I also added in some distilled water my mix to thin it down to a consistency where it would brush on thinly without leaving brush strokes.
Squirt some paint onto your palette or whatever you are using for a palette (plastic paper plates make nice palettes). Wet your make-up sponge and squeeze out most of the water. Then dab it into the paint, dab it around on the palette a bit to disburse the paint around on the sponge and...
It's a good idea to rinse the sponge between dabbing sessions as the paint can dry in the sponge, leaving dried bits of paint behind the next time you go use it.
Now, onto creating the "inside" of the dapples.
Anyhow, the first method involves the same color we used for the base (Camel + Lt. Ivory), applied with a thin brush. The brush I used is a cheap nail art brush purchased from eBay. It came in a set that cost me about $2.00 for 8 short handled brushes of varying sizes and shapes.
Here I dabbed and stroked and drew the dapples on. It might take several layers before the dapples are the same color as the surrounding base color.
The benefit of using a small brush is you can easily vary the size and shape of the dapples, making them look more like real dapples than polka-dots.

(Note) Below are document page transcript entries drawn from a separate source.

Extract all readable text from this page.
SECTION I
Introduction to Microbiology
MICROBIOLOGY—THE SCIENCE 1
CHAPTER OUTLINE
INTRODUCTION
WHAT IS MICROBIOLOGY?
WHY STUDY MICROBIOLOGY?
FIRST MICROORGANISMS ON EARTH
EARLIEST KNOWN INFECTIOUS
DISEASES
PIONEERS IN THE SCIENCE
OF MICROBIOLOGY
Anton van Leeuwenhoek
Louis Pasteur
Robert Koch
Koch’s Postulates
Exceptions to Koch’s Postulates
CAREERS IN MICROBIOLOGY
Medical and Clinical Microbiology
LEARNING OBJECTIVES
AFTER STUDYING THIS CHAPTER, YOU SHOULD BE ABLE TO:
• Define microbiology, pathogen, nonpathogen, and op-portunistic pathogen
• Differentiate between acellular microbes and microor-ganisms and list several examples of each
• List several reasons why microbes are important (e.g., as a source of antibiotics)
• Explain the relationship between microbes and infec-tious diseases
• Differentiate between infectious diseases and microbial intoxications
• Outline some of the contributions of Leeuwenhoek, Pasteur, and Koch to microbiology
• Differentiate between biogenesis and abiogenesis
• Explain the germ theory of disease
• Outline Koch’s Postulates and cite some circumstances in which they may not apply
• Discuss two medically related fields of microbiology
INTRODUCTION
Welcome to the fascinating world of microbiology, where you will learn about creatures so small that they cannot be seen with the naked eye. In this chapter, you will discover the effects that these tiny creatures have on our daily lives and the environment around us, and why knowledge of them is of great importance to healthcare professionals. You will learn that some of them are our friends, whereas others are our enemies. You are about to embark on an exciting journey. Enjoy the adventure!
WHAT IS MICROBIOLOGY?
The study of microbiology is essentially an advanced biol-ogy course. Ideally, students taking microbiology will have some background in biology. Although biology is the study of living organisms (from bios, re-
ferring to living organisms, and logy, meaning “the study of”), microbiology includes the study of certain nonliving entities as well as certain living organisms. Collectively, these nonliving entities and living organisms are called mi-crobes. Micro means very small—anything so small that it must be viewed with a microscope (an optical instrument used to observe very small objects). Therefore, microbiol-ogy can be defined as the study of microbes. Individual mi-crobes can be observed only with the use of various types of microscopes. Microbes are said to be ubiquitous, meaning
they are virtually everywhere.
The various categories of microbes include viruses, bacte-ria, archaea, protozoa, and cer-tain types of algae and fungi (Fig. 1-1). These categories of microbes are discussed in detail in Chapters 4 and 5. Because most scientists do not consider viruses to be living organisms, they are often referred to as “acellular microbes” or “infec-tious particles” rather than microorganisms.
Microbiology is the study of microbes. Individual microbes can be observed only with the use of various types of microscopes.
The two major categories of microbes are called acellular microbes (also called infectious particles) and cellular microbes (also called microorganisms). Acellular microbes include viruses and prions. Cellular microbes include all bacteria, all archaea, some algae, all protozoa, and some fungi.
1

I took a cheap #7 round brush, cut the bristles straight across (like a stencil brush), then "rounded" the end by trimming the outside bristles on an angle.
Now, some people like to use a dry brush for the next step, but I prefer a damp brush. Wet your stubby brush, dry it a bit by squeezing it in a paper towel and then dab the lightly damp brush into the base coat paint, dab most of the paint out onto a paper towel and then dab the brush onto the horse. Yup, lots of dabbing going on again! This method will give you very round, rocking horse style dapples, but you can vary the size and shape a bit by dabbing with the edge of the brush instead of dabbing straight on.
You can also combine the methods, making the initial dapples with the cut down brushes, then refine and shape them with the fine, regular brush using thinned down base color paint.
There you have it - a couple of ways of creating dapples without using an airbrush.